The Iranian FM said that Pakistan and Iran enjoy great culture, geographical and historic commonalities.

“There has never been any case of territorial differences or border problems and issues. So this is a clear manifestation of our good relationship,” Abdollahian said.

Nine Pakistani nationals killed by gunmen in Iran’s border area

The minister stated that both Iran and Pakistan respected each other’s sovereignty and territorial integrity.

“There is no doubt that the terrorists located in the common border regions and areas of Iran and Pakistan are led and supported by third countries and they never favour any good action in line with the benefits of the Iranian and Pakistani governments and nations,” Abdollahian said.

Last week, the neighbors announced that ambassadors of Pakistan and Iran will return back to their posts by January 26.

Earlier today, both counterparts discussed bilateral cooperation between the two countries.

As per the Foreign Office (FO), both underscored the importance of robust dialogue and cooperation as the pathway for a positive, forward-oriented and upward trajectory in bilateral relations.

“The two sides also agreed to work towards promoting the mutually desired goals of peace and prosperity, based on mutual respect and a collective approach to address common challenges,” FO said.

This development comes two weeks after the two neighbouring countries saw massive escalation of regional tension after Iran launched attacks in Pakistan, targeting what it described as bases for the militant group Jaish al-Adl in the border town of Panjgur in Balochistan.

The move prompted a strong condemnation from Islamabad and downgrading of diplomatic ties.
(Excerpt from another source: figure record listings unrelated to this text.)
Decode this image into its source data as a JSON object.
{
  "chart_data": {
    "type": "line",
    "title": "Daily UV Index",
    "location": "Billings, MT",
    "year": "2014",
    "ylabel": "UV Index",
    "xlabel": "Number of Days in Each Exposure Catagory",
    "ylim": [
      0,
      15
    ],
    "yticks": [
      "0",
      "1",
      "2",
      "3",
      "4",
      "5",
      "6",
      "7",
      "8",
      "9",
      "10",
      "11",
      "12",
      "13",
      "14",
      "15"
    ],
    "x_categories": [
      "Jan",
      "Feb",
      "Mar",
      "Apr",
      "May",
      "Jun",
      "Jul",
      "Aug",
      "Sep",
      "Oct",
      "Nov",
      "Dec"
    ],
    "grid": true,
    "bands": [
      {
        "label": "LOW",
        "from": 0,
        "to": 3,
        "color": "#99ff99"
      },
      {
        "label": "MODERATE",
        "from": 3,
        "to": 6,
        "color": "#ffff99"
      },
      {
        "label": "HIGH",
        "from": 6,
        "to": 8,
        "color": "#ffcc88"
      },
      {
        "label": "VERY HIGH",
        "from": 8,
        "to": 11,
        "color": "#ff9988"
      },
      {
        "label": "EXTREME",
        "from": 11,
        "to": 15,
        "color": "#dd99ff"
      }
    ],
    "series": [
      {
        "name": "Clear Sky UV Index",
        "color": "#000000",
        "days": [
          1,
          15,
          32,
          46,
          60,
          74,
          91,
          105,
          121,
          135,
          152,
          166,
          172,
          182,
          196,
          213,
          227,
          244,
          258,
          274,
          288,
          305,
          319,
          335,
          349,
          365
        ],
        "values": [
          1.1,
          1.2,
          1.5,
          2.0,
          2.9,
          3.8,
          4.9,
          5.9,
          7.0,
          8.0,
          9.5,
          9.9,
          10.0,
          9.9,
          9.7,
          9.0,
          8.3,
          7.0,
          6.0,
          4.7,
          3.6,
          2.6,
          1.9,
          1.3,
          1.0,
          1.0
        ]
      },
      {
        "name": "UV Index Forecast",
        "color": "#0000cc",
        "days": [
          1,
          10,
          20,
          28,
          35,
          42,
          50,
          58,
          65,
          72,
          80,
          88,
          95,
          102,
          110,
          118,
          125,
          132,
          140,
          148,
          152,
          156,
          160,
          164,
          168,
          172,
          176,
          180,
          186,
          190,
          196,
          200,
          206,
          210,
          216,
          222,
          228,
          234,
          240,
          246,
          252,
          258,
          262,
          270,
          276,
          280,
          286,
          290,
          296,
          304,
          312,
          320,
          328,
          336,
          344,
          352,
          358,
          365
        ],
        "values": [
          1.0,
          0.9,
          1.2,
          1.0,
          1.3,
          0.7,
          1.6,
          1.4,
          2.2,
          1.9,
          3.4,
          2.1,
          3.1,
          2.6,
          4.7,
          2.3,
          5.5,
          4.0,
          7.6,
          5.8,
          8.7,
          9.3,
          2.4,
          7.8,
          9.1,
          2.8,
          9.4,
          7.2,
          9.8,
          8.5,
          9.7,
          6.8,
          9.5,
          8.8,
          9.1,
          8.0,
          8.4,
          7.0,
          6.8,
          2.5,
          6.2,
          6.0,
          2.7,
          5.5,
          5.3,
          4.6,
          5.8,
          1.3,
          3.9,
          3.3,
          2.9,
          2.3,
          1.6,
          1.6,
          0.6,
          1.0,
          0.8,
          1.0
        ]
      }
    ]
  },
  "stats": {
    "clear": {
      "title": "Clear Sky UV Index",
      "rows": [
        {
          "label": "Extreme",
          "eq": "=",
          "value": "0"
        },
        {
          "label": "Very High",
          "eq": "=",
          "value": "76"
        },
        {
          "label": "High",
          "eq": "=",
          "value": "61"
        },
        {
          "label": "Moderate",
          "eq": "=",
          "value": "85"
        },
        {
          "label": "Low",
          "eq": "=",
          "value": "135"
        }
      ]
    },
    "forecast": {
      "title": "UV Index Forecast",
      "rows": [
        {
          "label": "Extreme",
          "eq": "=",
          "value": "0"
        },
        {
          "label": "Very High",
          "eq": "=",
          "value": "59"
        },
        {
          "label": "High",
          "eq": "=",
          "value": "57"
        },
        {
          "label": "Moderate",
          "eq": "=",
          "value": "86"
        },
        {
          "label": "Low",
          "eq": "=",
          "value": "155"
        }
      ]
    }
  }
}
Pakistan announced that it was recalling its ambassador from Iran and expelling the Iranian envoy in response to what it termed unprovoked violation of Pakistani airspace by Iran.

In less than 48 hours of the airspace violation, Pakistan carried out precision strikes in Iran using killer drones, rockets, loitering munitions and stand-off weapons.

Following Pakistan’s strikes, Iran summoned Pakistan’s chargé d’affaires to protest against the attack.

The tit-for-tat strikes by the two countries were the highest-profile cross-border intrusions in recent years and have raised alarm about wider instability in the region since the war between Israel and Hamas erupted on Oct. 7.

The militant groups operate in an area that includes Pakistan’s southwestern province of Balochistan and Iran’s southeastern Sistan-Baluchestan province.

Both are restive, mineral-rich and largely underdeveloped.